FHŞ ise başkadır, bu tanımda profesyonel eylemler vardır. Profesyonel suçlarda ise delil görgü tanıkları ile sağlanabileceği gibi, teknik delillerle de mümkündür. FHŞ kavramını cinsel suçlar şeklinde tanımlayabileceğimiz birtakım eylemlere indirgemeniz yanlıştır. Bu geniş bir kavramdır. 2. “….vesteşhidû şehîdeyni min ricâlikum, fe in lem yekûnâ raculeyni fe raculun vemraetâni mimmen terdavne mineş şuhedâi…..” (Bakara 282) Demek ki, Şahit olmak, teknik tanıklık veya teknik bilirkişilik veya soruşturmacılık değildir. Gerçekleşmekte olan bir şeye tanıklık etmektir. Geçmişte olmuş bir şey değil. Mahkeme açısından bu geçmişte olmuş bir olay olacaktır ancak, şahit açısından gerçekleşmekte olan olayı görmektir. (Bakınız Bakara 84, 133, 283, Al-i İmran 52, Maide 113, Yusuf 81, ve diğer ayetler) Nisa 6. Da da bu durum açıktır. Malların iadesi işleminin “Tanıklar” huzurunda yapılması gerektiği söylenir. Yani olay gerçekleşirken kayıt altına alınmalı ve başkaları da tanıklık etmelidir. 3. Maide 107 ve 108. Ayetlerde Tanıkların güvenlik soruşturmasından geçmiş olmalarının da yeterli olmadığı, tanıklıkları esnasında ortaya çıkabilecek en küçük bir tereddüt veya şüphede derhal tanıklıklarının düşeceği ve başka güvenilir tanıklar aranması gerektiği anlaşılmaktadır. Yemin etmiş olmak veya güvenlirlik soruşturmasından geçmiş olmak yeterli değildir. 4. AL-i İmran 18 ve 53 ile Yusuf 26. Ayetler tanıklığın sadece olayı gerçekleşirken görmek olmadığını, delillerin sonradan tespit edilebileceğini ve herhangi bir iddianın veya olayın kanıtlanabileceğini de göstermektedir. Yani modern anlamda teknik takip veya kriminolojinin de bu açıdan delil olacağını söyler. 5. “Yâ eyyuhâllezîne âmenû kûnû kavvâmîne lillâhi şuhedâe bil kıstı ve lâ yecrimennekum şeneânu kavmin alâ ellâ ta’dilû. I’dilû, huve akrabu lit takva vettekûllâh, innallâhe habîrun bimâ ta’melûn” (maide 8) Demek ki varsayım ve kanaatlerle şahitlik olamayacağı, Varsayım veya kanaatlere dayalı bir tanıklıkla bir iddianın ispat edilemeyeceği, bunun “kesinlik” taşıması gerektiği açıkça anlaşılmaktadır. Saygılar sunuyorum

Harun Özdemir
15.07.2012
09:24

Mr. Adian, hayırlı pazarlar olsun!

Yazının mürekkebi kurumadan zât-ı âliniz nöbetçi mahkeme gibi tez elden yorumu çakmışsınız! Allah sa'y-ı gayretinizi artırsın! Maşallah yorumlar kes yıştır hızıyla servis yapılıyor! Ne diyeyim artık, Allah ilminizi artırsın!

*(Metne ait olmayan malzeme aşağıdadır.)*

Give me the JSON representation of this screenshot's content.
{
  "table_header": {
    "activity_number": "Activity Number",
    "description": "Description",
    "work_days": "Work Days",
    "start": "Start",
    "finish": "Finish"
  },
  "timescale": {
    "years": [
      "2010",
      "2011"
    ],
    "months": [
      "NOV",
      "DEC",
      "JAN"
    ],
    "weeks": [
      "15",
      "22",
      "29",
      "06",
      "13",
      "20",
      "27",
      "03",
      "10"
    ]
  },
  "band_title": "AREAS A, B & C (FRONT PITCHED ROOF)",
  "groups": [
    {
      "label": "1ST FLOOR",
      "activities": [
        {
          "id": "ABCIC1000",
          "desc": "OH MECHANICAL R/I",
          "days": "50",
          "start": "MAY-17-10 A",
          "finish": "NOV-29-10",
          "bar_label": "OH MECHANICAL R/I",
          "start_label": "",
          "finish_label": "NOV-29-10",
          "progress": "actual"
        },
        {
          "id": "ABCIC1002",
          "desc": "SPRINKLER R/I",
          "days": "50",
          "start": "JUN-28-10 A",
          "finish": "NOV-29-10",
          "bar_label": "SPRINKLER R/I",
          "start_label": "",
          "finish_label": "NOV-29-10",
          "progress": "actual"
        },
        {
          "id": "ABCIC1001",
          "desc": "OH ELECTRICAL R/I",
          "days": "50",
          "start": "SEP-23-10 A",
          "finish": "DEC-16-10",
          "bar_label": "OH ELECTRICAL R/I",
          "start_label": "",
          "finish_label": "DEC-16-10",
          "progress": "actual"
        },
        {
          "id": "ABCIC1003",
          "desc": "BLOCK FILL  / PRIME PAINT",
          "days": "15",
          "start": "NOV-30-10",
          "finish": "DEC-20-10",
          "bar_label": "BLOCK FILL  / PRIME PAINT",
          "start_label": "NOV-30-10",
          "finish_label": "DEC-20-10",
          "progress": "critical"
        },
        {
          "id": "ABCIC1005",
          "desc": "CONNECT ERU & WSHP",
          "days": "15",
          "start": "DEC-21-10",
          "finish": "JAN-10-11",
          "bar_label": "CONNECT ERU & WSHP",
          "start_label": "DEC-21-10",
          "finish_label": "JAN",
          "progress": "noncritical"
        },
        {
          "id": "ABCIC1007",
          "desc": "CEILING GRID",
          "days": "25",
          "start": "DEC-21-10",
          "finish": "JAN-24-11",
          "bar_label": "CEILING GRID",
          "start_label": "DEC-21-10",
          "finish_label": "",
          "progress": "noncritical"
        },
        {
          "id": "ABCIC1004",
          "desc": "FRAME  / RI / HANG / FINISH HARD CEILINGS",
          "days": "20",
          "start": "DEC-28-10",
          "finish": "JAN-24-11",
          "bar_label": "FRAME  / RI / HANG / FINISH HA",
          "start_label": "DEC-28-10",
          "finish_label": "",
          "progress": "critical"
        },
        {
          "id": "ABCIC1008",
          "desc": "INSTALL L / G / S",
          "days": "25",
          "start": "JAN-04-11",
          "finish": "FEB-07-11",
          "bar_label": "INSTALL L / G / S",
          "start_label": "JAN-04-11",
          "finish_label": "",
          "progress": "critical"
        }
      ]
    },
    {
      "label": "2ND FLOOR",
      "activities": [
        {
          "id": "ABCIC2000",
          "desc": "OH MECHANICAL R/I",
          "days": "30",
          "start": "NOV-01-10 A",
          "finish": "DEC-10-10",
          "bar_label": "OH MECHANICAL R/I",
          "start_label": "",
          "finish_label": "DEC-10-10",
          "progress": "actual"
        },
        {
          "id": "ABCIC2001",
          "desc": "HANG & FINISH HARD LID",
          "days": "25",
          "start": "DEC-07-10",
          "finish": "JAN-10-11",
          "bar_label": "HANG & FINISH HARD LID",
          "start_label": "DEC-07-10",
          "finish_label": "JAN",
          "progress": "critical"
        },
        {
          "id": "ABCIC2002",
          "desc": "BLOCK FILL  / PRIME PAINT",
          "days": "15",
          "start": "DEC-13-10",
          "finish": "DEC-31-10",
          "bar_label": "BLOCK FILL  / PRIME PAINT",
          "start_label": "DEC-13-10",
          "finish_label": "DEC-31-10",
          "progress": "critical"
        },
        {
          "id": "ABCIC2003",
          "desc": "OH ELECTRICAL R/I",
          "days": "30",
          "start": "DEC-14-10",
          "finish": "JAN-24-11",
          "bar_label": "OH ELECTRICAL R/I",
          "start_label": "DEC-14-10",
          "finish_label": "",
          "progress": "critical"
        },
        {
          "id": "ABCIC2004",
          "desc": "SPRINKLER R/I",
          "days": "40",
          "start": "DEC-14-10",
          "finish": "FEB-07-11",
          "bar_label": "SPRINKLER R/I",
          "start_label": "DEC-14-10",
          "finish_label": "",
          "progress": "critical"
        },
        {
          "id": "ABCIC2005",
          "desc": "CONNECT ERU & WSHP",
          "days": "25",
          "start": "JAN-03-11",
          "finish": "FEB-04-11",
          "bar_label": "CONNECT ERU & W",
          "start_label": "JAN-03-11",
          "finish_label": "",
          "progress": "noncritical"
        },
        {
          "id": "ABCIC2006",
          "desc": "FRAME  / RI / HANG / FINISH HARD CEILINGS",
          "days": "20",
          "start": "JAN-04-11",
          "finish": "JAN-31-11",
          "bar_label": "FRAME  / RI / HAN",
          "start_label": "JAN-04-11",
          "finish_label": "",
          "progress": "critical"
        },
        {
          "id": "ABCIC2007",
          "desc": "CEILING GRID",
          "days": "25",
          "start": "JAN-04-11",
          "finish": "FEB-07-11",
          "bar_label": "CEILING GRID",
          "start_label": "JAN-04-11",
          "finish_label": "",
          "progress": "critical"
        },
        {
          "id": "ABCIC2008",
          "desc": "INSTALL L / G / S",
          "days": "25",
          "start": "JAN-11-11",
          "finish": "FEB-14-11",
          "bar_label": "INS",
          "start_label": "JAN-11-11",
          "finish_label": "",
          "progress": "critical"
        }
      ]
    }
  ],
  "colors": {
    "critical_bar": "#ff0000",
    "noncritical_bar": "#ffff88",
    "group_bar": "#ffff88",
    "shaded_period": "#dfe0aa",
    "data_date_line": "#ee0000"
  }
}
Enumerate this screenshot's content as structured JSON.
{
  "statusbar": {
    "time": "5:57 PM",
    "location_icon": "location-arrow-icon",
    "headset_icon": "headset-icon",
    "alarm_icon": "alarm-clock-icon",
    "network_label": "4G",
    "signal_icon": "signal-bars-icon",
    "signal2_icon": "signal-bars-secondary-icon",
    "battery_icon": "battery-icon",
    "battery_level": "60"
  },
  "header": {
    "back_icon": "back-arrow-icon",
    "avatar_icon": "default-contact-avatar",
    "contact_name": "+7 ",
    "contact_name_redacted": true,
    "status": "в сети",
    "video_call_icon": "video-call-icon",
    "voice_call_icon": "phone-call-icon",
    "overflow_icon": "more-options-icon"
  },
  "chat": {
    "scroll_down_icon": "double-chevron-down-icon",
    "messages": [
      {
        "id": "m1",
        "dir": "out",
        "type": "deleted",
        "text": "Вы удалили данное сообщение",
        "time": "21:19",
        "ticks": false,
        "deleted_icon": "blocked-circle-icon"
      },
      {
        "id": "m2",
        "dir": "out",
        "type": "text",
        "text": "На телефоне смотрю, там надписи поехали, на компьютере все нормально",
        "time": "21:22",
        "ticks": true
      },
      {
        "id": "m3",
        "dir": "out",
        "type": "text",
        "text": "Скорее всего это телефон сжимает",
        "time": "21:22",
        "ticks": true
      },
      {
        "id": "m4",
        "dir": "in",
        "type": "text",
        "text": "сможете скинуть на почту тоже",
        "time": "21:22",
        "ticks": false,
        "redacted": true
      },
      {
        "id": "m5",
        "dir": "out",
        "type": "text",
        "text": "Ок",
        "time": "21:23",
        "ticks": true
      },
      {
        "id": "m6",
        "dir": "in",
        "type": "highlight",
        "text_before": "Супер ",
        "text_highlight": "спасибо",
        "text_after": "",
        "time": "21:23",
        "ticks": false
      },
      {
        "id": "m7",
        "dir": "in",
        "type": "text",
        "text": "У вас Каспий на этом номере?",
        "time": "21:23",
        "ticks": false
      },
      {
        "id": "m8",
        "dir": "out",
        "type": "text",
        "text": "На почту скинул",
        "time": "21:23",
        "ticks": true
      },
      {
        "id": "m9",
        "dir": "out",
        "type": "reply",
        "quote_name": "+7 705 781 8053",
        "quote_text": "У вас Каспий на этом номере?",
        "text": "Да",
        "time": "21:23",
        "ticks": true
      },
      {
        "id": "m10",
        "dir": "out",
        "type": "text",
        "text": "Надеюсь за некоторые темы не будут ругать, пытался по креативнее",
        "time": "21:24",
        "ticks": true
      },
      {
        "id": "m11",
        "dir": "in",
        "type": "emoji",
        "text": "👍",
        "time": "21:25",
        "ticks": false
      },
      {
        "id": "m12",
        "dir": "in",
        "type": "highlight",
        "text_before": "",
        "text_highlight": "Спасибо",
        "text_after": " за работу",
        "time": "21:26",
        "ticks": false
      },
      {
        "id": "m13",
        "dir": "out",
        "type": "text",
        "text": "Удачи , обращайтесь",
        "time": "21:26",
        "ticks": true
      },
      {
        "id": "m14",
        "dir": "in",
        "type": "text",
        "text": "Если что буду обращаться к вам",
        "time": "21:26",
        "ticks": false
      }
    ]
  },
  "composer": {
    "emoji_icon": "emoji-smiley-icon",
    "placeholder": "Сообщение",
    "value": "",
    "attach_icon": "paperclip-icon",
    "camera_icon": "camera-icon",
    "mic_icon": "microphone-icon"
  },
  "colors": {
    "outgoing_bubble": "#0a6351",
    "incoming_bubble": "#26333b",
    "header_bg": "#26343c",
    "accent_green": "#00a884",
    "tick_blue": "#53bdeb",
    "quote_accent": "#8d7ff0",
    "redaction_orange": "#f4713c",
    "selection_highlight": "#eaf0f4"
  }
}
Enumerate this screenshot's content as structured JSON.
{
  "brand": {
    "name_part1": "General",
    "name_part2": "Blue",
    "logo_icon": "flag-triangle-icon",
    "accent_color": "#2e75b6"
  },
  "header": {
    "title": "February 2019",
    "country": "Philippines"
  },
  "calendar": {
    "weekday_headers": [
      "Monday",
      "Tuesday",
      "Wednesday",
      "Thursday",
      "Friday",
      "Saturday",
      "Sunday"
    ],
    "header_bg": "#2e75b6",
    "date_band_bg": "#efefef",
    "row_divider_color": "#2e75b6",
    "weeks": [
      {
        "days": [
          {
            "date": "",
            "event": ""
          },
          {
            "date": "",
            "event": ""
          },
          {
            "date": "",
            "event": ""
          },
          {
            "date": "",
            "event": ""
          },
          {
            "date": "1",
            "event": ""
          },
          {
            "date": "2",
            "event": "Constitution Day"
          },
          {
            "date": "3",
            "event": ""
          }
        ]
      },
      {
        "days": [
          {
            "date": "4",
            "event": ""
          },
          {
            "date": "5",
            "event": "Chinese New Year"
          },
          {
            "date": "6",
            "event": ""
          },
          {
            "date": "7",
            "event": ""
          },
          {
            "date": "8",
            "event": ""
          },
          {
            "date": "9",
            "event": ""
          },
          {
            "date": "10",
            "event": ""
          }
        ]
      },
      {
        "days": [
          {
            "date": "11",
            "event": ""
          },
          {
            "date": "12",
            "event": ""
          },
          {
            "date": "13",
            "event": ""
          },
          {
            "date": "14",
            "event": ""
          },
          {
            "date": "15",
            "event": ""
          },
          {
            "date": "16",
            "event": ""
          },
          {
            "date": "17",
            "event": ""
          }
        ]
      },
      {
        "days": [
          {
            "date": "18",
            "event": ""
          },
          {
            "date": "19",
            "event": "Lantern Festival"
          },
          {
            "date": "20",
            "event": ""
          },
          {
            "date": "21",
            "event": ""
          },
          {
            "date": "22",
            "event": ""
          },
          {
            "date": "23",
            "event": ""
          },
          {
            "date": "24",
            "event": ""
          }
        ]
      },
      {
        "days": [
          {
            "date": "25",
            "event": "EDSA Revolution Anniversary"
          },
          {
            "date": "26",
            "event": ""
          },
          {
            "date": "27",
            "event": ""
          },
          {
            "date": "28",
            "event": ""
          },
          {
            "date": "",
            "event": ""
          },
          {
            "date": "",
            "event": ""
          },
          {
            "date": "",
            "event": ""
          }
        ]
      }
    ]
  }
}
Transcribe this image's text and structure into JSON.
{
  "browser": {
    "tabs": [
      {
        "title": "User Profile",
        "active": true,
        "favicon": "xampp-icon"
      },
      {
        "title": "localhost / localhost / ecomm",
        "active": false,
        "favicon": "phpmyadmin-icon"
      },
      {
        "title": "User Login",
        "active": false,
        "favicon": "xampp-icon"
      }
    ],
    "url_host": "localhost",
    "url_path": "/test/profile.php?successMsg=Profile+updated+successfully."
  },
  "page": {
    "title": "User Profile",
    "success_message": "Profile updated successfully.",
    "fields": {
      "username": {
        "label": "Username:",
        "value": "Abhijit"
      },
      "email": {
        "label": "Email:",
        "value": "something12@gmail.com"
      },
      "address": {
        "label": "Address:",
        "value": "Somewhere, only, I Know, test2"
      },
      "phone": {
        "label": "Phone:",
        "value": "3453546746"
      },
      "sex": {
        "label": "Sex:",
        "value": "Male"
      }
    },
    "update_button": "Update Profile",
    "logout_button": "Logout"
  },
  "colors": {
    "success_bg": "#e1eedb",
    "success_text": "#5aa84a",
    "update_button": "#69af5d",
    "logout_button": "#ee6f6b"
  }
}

Zinanın def'i olduğunu, isbatın, iddi edene düştüğünü sanıyorum söylemiştim. Acele ile kes yapıştır muhalefet yaptığınızdan sanki tersini yazmışım gibi bir güzel döşemişsiniz, Allah senden bi güzel razı olsun!

Yeri gelmişken şunu da değineyim: Ticari sır kavramını kapitalistler çok severler, sizin oralarda hangi kapitalizm var bilmiyorum, biz buralarda muhafazar olanını uyguluyoruz! Ama demek siz bayağı kapitalizmle haşir neşir olmuşsunuz ki, sadece irade ve rızaya dayalı "sır" nitelikli bir nikah akdi ihdas etmişsiniz ve bunun ilanının fahşa olduğuna ilşkin de Kuran'dan deliller getiriyorsunuz!

Mr. Adian, hukuk devleti öyle bir şeydir ki, tüm muameleler hukukun güvencesi altındadır! Hukukun güvencesi altında olması için de az olsun, çok olsun, iyneden ipliğe herşey kayıtlı olması gerekir(Bakara-282). Bu kayıtlar da ibraz edilebilir olsun, hukuk devleti bunu koruyabilsin!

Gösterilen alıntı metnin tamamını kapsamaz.